U.S 2020: Fraternal Order of Police endorses Trump

The Fraternal Order of Police endorsed President Trump’s reelection on Friday, saying he has the “full and enthusiastic support” of its more than 355,000 members.

FOP President Patrick Yoes made the announcement Friday morning that the organization, which is the largest law enforcement labor organization in the country, had “unanimously voted to endorse” Trump. The FOP also endorsed Trump in 2016.

“Public safety will undoubtedly be a main focus for voters in this year’s election,” Yoes said. “Look at what the national discourse has focused on for the last six months. President Trump has shown time after time that he supports our law enforcement officers and understands the issues our members face every day.”

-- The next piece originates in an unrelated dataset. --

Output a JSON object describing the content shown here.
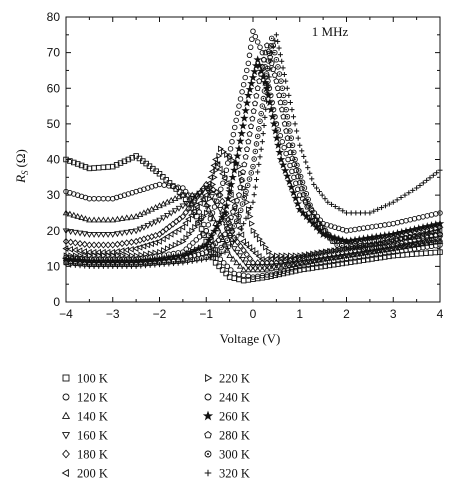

Yoes, in a reference to Trump's response to unrest in America's cities that has flared since the death of George Floyd in police custody, added that “the FOP is proud to endorse a candidate who calls for law and order across our nation.”

He said the decision was made through “canvassing the more than 355,000 FOP members throughout the country.”

Yoes went on to tout the FOP’s support as “one of the most sought-after endorsements by candidates running for the presidency.”

“We have a responsibility to our members, to the 800,000 sworn law enforcement officers in the United States, and to the communities they serve to do our part in determining the direction in which our country will head,” Yoes added.

The FOP endorsed former President George H.W. Bush in 1992, former President Bill Clinton in 1996, former President George W. Bush in 2000 and 2004, the late Sen. John McCain in 2008, and Trump in 2016. The FOP did not endorse any candidate—former President Barack Obama or now-Sen. Mitt Romney—in 2012.

The FOP’s endorsement comes after more than 175 current and former law enforcement officers and officials endorsed Joe Biden for president on Friday, while slamming Trump as a "lawless" president.

Fox News first obtained the list of the Biden-supporting law enforcement officials, which includes former U.S. attorneys, former state attorneys general, former sheriffs, and former police chiefs who touted the former vice president’s experience “keeping communities safe.” It includes Janet Napolitano, the former Obama administration secretary of Homeland Security who served as attorney general of Arizona.

“It’s ironic that a lawless president claims to be the ‘law and order’ president,” Noble Wray, retired chief of the Madison, Wis., Police Department, said in a statement.

Also on the list of Biden endorsements, however, was Seattle Mayor Jenny Durkan, whose city faced unrest for weeks, with protesters creating their own "autonomous zone" and calling for defunding police.